Marketing|Demand Creation Blog: Thoughts on strategy, lead optimization, social media and the digital space

Saturday, January 08, 2005

Useful Metrics: How Hot is that Lead? (Part II)

Calculating the Lead Interest Index (LIX)
In my previous post I mentioned a Lead Interest Index as one useful metric. Here is the methodology I use for calculating a LIX for each new lead: Wanting to keep things simple, I composed the Lead Interest Index of three factors: The Opportunity Launch Date (OLD), the Call-to-Action Date (CTA) and a Contact Channel Adjustment (CCA).

The OLD is the estimated time, as supplied by the prospect, when the they believe they will have a need to launch an opportunity (ie: have a sales team in the field, start a research project, launch a new product, etc.).

The Call-to-Action Date is how soon the prospect has requested some return action on our part (ie: send information, set up a meeting, return an RFP, etc.). Initially this would be from the date of the original inquiry, but would later adjust to the date from the most recent contact as further lead development actions take place.

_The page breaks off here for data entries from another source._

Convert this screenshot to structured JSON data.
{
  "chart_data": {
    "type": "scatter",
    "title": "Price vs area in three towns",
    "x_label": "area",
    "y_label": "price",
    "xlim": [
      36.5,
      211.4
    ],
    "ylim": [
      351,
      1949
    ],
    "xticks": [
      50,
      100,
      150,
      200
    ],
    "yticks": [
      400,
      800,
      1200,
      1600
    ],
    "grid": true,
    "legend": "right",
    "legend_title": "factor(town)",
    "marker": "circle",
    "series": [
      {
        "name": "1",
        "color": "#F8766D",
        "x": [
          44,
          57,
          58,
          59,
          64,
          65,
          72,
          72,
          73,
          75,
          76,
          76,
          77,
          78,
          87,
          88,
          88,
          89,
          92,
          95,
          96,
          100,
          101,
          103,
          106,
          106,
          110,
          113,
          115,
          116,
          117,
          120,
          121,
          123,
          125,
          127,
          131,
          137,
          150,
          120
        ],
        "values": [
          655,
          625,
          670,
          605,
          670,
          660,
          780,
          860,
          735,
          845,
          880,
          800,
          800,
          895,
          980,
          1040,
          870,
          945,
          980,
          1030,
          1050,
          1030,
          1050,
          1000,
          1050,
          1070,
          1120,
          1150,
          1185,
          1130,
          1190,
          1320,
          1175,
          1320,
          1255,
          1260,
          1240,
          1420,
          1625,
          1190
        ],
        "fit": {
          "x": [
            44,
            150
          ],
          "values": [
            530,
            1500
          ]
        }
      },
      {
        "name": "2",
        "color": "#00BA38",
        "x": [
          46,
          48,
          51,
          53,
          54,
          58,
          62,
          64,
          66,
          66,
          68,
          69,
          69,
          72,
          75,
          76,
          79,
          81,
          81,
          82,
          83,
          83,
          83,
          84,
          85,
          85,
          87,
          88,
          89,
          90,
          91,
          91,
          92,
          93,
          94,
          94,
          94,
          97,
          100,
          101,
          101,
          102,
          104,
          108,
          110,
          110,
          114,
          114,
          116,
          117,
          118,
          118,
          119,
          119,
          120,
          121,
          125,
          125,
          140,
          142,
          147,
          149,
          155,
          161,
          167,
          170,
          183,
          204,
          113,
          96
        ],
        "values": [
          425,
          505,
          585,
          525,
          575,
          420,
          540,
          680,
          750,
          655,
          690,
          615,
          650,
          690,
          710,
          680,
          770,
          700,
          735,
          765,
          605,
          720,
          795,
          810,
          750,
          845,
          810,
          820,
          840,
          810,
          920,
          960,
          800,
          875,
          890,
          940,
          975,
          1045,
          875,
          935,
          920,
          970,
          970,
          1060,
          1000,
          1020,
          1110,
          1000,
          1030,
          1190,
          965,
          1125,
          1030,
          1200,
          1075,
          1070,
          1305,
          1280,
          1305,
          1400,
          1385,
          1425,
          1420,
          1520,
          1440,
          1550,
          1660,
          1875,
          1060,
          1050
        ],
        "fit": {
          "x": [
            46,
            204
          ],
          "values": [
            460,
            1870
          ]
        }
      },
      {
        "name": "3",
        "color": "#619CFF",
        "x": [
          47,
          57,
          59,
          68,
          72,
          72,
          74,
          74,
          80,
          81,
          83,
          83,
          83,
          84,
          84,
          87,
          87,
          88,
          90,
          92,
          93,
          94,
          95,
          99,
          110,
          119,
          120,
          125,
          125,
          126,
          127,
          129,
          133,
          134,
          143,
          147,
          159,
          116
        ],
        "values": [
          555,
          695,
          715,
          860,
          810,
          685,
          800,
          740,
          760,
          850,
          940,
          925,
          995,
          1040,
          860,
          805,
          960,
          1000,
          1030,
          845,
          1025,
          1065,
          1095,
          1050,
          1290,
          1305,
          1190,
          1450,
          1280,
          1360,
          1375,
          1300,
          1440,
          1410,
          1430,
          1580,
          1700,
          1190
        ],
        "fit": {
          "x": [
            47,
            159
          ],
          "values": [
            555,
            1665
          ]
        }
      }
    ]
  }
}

The Contact Channel Adjustment is a bonus score I apply depending on which inbound channel the prospect used to reach us. You can create CCAs that are appropriate to your business, but in our case, we ascribe a lower bonus score to someone who has called or emailed based on a campaign we did versus someone who visited the web site and completed a Request For Information (RFI) form on the site. The reason for this is that with most of our marketing campaigns we drive prospects to landing pages or microsites with more indepth information and value-added interaction to further qualify their interest. If they have already taken the extra step of visiting a landing page based on a campaign, they have a more informed view of our services prior to contact. At my company we place the highest CCA value on prospects that tell us they came to us based on a referral. By their nature, referrals from a trusted source represent a highly qualified lead channel, since the prospect is already positively disposed towards us and has an interest (cultivating these “brand evangelists” who refer others to our company should be key to a lead generation/cultivation strategy in corporate marketing, but that could be the topic of a whole other series of posts!).

The formula for calculating the Lead Interest Index is as follows:

OLD + CTA + CCA = LIX (%)

Table 1 below describes how the values for each factor are obtained.

Table 1-Calculating the Lead Interest Index

You may choose to use the Lead Interest Index metric to look at a lead for the date it enters the lead generation pipeline, the percent change month-to-month or a variety of other ways, depending on the needs of your business. And of course, the time frames and inbound channels you use need to be aligned to the specific sales cycle of your business.